So so so gerne wäre ich die Ruhe selbst. Vom Typ her ganz gelassen. Und zwar immer!
Bin ich aber nur selten. Wenn meine Tochter etwas „Selber machen, Mama!“ will, mutiere ich leider ganz oft zur ungeduldigen, nervösen Person. Weil das alles so lange dauert! Das war natürlich besonders so, als sie noch kleiner war. Socken anziehen – eine echte Herausforderung. Ein Puzzle, das aus fünf großen Teilen besteht – eine Aufgabe, die sie ewig beschäftigen konnte. Eine Mandarine pellen – das dauert, weil sie mit Inbrunst jeden noch so kleinen weißen Fitzel abpult, obwohl sie gerade noch so einen Mega-Kohldampf hatte, dass sie es bis zum Abendessen nicht mehr aushalten konnte.
Dann brodelt es so manches Mal in mir und ich möchte ihr die Dinge aus der Hand nehmen und sie „Selber machen, Maus!“.
Aber ich beherrsche mich. Zumindest etwa jedes zweite Mal…. Denn ich ahne ja, dass es so richtig frustig für ein Kind sein muss, wenn sein Tatendrang immer gestoppt wird. Nur, weil Mama denkt, dass sie es besser und schneller kann…
Und ja, mit diesem Gefühl liege ich genau richtig. Hirnforscher Gerald Hüther hat mit dem Focus über genau dieses Thema gesprochen. Und er sagt ganz klar:
Wenn Eltern zu sehr eingreifen, kann das die natürliche Entdeckerlust ihres Kindes zerstören.
Ist ja auch klar! Wenn mir immer jemand reinquatschen würde, hätte ich ja auch keine Lust mehr, etwas auszuprobieren.
Hüther erklärt, dass es nicht die Aufgabe von uns Eltern ist, unsere Kinder zu formen und ihnen zu sagen, was sie wie (und wie schnell!) tun und spielen sollen. Wir sind dafür da, ihnen den Raum zu schaffen, sich ihre Welt selbst zu erschließen und sich auszuprobieren. Denn nur dann können sie ihren Geist eigenständig entwickeln, ihre Vorlieben, ihr Können entdecken und lernen, wie die Welt so funktioniert.

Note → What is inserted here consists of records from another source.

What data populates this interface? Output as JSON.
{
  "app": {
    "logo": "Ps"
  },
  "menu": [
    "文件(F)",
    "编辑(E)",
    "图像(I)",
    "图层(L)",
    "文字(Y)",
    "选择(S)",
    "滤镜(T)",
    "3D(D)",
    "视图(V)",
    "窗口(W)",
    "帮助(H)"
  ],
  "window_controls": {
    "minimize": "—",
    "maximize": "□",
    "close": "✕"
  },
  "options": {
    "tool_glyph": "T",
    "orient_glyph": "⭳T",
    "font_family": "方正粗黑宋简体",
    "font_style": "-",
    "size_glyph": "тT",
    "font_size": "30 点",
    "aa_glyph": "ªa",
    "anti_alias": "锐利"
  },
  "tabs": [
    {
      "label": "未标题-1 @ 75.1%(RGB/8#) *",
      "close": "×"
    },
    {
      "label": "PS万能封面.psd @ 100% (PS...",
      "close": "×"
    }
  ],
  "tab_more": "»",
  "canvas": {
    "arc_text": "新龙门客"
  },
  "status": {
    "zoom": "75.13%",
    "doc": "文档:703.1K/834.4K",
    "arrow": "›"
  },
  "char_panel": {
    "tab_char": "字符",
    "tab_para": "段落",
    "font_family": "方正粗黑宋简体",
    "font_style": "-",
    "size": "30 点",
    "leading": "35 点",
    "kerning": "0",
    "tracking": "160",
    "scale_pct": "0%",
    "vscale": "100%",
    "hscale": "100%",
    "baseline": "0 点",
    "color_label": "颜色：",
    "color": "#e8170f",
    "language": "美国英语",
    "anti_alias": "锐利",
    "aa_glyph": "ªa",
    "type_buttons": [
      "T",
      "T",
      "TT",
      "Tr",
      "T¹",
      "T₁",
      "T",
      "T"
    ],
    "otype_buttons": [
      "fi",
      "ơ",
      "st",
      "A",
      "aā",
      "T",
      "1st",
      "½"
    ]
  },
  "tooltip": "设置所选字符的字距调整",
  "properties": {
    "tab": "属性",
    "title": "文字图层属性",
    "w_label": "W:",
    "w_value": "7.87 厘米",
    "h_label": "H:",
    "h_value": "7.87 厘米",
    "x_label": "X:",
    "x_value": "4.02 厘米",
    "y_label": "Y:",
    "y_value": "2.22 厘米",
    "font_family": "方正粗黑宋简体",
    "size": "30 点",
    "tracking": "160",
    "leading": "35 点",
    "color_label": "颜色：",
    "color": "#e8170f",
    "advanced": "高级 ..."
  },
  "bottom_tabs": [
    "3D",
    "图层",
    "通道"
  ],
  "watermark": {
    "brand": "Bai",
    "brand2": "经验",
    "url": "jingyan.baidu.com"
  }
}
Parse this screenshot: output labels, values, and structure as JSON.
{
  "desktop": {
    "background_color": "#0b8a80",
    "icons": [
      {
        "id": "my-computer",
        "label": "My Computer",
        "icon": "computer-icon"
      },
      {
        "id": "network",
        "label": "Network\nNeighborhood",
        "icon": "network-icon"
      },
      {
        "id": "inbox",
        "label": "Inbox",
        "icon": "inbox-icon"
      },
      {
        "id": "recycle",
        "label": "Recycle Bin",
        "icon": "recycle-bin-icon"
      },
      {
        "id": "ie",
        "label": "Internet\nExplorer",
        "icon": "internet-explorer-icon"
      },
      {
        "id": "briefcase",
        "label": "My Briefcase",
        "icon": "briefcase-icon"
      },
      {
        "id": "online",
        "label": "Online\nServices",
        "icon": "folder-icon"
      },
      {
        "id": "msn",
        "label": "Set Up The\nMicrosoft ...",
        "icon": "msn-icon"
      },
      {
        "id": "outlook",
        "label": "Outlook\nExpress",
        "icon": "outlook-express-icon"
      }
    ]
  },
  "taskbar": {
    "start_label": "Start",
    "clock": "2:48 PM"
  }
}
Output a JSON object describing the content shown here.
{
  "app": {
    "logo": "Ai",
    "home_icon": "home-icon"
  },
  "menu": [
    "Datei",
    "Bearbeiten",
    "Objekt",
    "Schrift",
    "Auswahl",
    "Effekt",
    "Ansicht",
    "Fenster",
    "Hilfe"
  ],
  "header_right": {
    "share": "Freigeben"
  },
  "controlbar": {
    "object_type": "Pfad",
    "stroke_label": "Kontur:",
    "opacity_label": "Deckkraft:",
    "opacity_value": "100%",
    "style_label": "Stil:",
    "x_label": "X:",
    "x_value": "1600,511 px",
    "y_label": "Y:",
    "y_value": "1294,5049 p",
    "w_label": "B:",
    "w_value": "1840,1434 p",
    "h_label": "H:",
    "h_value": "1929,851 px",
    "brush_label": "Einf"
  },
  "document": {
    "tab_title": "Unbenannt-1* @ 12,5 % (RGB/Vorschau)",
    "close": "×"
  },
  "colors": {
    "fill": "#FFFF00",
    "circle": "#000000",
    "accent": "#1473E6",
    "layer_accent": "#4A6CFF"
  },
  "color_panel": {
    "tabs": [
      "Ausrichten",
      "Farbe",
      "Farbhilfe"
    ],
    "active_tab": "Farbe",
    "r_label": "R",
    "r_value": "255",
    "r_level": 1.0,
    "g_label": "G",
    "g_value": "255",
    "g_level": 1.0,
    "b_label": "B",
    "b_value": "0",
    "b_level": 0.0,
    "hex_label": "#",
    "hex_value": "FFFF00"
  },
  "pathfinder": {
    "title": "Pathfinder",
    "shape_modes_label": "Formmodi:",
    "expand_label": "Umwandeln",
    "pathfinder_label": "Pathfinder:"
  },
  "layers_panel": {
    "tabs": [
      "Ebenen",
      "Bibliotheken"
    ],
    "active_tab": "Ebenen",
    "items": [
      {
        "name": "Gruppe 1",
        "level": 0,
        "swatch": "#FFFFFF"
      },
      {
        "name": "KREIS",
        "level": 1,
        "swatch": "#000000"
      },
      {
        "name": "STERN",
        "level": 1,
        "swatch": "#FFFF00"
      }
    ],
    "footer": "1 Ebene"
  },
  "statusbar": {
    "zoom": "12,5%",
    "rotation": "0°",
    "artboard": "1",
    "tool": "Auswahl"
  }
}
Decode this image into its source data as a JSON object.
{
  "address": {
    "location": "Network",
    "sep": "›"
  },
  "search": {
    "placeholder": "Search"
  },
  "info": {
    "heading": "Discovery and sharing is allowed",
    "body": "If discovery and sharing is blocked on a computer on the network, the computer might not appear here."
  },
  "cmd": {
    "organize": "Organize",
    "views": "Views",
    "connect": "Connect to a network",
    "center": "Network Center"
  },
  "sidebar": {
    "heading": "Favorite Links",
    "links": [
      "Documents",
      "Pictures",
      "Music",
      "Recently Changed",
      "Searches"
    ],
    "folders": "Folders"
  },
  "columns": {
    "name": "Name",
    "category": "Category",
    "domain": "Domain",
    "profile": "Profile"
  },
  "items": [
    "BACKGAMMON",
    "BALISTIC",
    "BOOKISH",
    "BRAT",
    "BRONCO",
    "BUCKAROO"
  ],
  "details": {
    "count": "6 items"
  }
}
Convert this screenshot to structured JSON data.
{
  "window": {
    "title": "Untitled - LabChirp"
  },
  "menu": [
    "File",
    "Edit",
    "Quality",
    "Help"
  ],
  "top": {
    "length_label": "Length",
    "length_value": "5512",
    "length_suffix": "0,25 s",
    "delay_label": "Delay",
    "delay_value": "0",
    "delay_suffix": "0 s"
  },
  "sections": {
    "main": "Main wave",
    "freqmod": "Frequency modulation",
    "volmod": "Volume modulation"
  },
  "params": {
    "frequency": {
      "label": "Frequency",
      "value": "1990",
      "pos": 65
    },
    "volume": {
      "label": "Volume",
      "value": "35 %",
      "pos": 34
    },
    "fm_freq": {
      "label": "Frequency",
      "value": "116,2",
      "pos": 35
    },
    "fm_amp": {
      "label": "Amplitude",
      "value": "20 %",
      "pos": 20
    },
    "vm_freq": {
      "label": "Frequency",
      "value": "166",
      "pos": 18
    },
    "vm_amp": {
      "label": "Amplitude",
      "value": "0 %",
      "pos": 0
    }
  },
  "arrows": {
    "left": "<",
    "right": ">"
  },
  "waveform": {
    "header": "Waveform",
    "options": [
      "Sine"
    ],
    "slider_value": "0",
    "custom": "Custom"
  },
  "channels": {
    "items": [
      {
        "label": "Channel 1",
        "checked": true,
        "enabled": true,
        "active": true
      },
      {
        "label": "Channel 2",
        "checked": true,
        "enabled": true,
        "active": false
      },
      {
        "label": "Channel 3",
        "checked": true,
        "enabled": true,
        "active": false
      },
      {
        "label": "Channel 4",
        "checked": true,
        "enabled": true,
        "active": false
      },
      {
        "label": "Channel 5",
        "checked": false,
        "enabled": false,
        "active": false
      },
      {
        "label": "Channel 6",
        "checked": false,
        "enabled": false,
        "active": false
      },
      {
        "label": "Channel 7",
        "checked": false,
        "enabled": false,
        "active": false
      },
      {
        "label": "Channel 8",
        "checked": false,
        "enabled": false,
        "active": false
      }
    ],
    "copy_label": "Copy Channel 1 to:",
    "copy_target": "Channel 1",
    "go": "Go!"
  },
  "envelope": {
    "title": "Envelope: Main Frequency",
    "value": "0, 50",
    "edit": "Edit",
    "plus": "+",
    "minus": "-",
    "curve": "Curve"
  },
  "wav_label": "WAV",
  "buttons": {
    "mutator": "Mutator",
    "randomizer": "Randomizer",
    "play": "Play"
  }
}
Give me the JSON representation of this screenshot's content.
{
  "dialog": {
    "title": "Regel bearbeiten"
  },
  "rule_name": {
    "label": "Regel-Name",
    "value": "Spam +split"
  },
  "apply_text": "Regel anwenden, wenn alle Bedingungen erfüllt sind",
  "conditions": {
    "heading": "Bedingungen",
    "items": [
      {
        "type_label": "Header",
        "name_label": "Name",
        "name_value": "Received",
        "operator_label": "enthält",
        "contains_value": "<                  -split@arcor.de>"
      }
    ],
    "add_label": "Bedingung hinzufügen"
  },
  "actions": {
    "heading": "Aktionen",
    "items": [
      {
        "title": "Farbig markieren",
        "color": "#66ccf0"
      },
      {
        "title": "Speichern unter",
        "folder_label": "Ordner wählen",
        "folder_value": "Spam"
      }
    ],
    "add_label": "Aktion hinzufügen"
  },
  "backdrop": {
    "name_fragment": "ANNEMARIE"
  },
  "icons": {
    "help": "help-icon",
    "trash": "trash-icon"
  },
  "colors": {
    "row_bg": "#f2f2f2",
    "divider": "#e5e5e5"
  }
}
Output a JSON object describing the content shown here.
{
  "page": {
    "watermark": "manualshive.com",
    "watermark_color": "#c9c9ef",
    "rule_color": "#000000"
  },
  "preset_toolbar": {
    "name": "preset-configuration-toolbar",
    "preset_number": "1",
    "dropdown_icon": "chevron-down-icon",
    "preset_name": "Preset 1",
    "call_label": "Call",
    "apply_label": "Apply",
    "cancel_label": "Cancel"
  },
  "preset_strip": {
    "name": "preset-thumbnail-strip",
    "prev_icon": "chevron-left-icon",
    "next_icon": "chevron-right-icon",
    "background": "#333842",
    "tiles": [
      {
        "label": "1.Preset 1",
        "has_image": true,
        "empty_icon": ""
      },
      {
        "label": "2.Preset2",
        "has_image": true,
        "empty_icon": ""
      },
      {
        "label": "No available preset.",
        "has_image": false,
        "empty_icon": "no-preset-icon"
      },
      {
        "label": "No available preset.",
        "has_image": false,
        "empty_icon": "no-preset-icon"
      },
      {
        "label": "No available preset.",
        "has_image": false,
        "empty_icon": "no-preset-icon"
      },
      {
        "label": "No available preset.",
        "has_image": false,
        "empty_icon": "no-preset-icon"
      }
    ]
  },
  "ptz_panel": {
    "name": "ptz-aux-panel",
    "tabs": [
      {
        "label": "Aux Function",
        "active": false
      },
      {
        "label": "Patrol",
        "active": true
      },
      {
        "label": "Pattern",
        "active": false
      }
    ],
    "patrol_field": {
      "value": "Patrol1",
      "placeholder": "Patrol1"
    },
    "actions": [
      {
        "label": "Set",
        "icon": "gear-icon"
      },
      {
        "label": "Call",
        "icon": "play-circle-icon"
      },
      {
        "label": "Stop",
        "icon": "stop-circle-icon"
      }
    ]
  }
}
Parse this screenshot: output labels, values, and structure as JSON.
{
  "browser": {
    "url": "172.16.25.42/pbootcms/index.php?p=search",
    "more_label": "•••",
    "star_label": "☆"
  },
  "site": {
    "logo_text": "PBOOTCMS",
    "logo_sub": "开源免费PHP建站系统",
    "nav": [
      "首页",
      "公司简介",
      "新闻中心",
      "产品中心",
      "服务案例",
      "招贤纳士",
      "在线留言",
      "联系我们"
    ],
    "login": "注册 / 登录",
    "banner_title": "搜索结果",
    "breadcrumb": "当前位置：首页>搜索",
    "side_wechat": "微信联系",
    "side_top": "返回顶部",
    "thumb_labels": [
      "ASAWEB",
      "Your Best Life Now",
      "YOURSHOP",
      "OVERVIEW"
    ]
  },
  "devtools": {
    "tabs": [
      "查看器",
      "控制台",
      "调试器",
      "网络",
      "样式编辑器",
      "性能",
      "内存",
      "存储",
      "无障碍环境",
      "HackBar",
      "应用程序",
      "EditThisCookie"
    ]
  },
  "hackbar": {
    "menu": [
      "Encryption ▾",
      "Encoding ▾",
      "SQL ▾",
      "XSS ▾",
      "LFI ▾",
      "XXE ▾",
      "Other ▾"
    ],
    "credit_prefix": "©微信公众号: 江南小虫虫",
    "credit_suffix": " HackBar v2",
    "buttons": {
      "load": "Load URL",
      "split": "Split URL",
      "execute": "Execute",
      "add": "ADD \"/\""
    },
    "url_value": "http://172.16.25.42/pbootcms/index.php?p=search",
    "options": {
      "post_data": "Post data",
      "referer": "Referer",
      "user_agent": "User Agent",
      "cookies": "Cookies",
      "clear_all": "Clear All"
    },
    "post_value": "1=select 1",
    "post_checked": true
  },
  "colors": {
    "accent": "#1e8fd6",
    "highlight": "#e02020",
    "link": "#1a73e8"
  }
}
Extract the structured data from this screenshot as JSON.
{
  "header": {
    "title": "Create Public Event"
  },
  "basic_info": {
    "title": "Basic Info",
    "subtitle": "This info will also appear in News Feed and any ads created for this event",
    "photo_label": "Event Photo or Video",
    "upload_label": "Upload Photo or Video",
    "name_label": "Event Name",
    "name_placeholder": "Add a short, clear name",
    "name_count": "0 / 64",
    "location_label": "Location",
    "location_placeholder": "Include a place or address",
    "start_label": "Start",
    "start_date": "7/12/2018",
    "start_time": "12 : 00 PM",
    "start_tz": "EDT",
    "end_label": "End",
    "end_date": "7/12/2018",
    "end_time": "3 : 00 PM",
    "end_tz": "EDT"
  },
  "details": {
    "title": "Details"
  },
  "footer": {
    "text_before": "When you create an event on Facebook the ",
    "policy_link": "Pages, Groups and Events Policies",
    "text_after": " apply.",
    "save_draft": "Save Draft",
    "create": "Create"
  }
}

Deswegen plädiert er auch dafür, Kinder nicht immer zu beschäftigen und ihnen x fördernde Kurse aufzudrücken, von denen wir denken, dass sie gut für ihre Entwicklung sind. Kinder brauchen vor allem eines: Zeit und Ruhe für freies Spielen! Und dazu genügend Gelegenheiten, Dinge selbst auszuprobieren – und dabei grandios zu scheitern, bis es dann irgendwann klappt.
Wenn Eltern zu sehr eingreifen, bringt das die kindliche Entwicklung aus dem Takt.
Denn unsere Kinder wuppen das alles alleine! Die Gehirnforschung weiß längst, dass das freie Spielen unsere Kinder kreativ und ihre Gehirne besser vernetzt werden lässt.
Auch wichtig: Wenn Kinder etwas wissen wollen, fragen sie uns. Fragen sie uns nicht, sollten wir uns mit Erklärungen zurückhalten. Denn dann möchten unsere Kinder die richtige Antwort selbst herausfinden – ein Segen für ihre Entwicklung!
Aber was können wir Eltern denn nun am besten tun?
Salopp gesagt: Möglichst wenig. Aber das scheint nur auf den ersten Blick so. Denn wir haben die wundervolle, große Aufgabe, unseren Kinder genügend Freiräume und Möglichkeiten zu schaffen, in denen sie die Welt entdecken können. Ihnen ihre Würde lassen, indem wir nicht immer für sie entscheiden und ihnen eine ganze Menge zutrauen.
Wenn wir sie auf diesem Weg liebevoll begleiten, stehen die Chancen gut, kluge, glückliche und ausgeglichene Menschen zu erziehen.
Und ich? Ich werde mein Bestes geben, um mich eben nicht mehr nur jedes zweite Mal in Geduld zu üben, wenn mir etwas zu langsam geht. Ich halte mich zurück, wenn wir nur irgendwie die Zeit dafür haben. Denn meine Tochter ist absolut wunderbar und wird ihren Weg machen. Und zwar viel besser, wenn „Muddi“ sie einfach mal machen lässt.